Un cuarto de siglo más tarde, al redactarse la Constitución argentina, se incorporaría la figura del vicepresidente, copiada de la Carta Magna estadounidense sin mediar debate. Si para Polibio los dos cónsules romanos constituían el elemento monárquico del sistema de gobierno perfecto, ¿por qué no habrían de funcionar de igual manera el presidente y el vice de una república latinoamericana?
Hoy en día nos sobran argumentos para contestar, tanto desde la teoría como desde la práctica. Obviemos la primera: al fin y al cabo, no tuvo suficiente potencia para que los constituyentes renunciaran a copiar la vicepresidencia y optaran por otra fórmula sucesoria. Y a ellos, que abrían las puertas de un mundo político nuevo, no se les puede imputar las dificultades que evidenciaría la práctica más adelante en el tiempo.
Vayamos, pues, a la experiencia, a la realidad, a lo empírico. Javier Milei y Victoria Villarruel, con su ruidosa ruptura, no han hecho más que actualizar una historia sobradamente conocida: la hemos visto en casi todos los Ejecutivos argentinos anteriores y en numerosos casos del resto de América Latina. Los presidentes y los vicepresidentes tienden a chocar con inquietante frecuencia.
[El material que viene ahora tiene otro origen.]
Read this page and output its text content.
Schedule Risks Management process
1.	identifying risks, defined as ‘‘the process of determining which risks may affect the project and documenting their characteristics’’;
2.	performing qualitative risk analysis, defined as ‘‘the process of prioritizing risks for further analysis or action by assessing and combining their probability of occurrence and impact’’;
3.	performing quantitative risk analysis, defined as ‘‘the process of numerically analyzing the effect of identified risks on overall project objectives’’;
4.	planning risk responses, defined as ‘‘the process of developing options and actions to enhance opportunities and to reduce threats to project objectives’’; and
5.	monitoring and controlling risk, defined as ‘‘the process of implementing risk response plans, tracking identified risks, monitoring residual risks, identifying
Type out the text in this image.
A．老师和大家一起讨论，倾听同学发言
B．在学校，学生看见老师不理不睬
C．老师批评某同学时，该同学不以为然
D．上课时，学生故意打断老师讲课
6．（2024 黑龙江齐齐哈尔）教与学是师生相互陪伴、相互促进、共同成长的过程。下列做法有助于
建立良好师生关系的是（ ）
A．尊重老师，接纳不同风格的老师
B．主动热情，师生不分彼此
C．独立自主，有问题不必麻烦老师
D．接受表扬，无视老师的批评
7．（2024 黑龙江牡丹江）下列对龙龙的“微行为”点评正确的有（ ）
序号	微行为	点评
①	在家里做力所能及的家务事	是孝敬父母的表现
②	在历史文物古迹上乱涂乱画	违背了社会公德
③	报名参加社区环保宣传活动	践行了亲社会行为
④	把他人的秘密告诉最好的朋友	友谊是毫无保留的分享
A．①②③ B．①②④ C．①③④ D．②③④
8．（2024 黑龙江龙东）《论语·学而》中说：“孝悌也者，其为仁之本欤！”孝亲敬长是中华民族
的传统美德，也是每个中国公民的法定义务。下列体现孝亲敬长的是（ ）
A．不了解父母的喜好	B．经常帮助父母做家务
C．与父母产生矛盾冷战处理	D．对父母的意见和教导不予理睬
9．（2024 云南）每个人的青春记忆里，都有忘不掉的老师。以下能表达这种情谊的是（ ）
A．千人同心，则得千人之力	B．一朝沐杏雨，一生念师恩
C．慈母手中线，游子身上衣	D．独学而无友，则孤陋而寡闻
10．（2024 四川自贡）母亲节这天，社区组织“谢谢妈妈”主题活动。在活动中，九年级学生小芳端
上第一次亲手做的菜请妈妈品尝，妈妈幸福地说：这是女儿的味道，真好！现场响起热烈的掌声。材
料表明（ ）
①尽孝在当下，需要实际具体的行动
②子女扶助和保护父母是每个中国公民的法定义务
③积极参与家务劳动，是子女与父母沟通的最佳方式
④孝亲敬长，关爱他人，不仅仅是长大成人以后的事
¿Qué ocurre, pues, cuando el presidente y el vice se enfrentan de forma irreconciliable? Recordemos: “El gobierno monárquico es ventajoso por la unidad de los planes”. Es decir, ocurre que se acaba la unidad, que se desnaturaliza el componente monárquico de nuestro sistema de gobierno, que se desvanece su principal razón de ser. Ese elemento cuyo fin era aportar unidad, introduce división. Sepultar la unidad significa enterrar la estabilidad. Significa que los leales al Ejecutivo deberán elegir bando, y por tanto cada lado –y el Ejecutivo en conjunto– quedará debilitado. Significa que comenzará el cortejo del vicepresidente por parte de la oposición (y/o viceversa): los enemigos de mis enemigos son mis amigos, o al menos pueden serlo instrumental y temporalmente, ahondando la precariedad y la inestabilidad del sistema político. Significa que el Ejecutivo no será guardián de los secretos de Estado frente a los enemigos de la nación, sino frente al otro miembro de la dupla. Significa que si el presidente queda inhabilitado temporal o definitivamente, el mecanismo sucesorio no aportará continuidad sino incertidumbre.
Ante todo esto, la solución es sencilla: eliminar la vicepresidencia. Y si el presidente fallece, renuncia o queda inhabilitado… Chile y México, los únicos dos países latinoamericanos que no tienen vicepresidencia, responden. Ninguno de los dos fue escenario de problemas sucesorios, ninguno de los dos sufrió los trastornos que la vicepresidencia trajo al resto de la región. Queda así establecido un nuevo ranquin: el de instituciones más nocivas y prescindibles; y queda asignado su primer puesto: la vicepresidencia alla latinoamericana.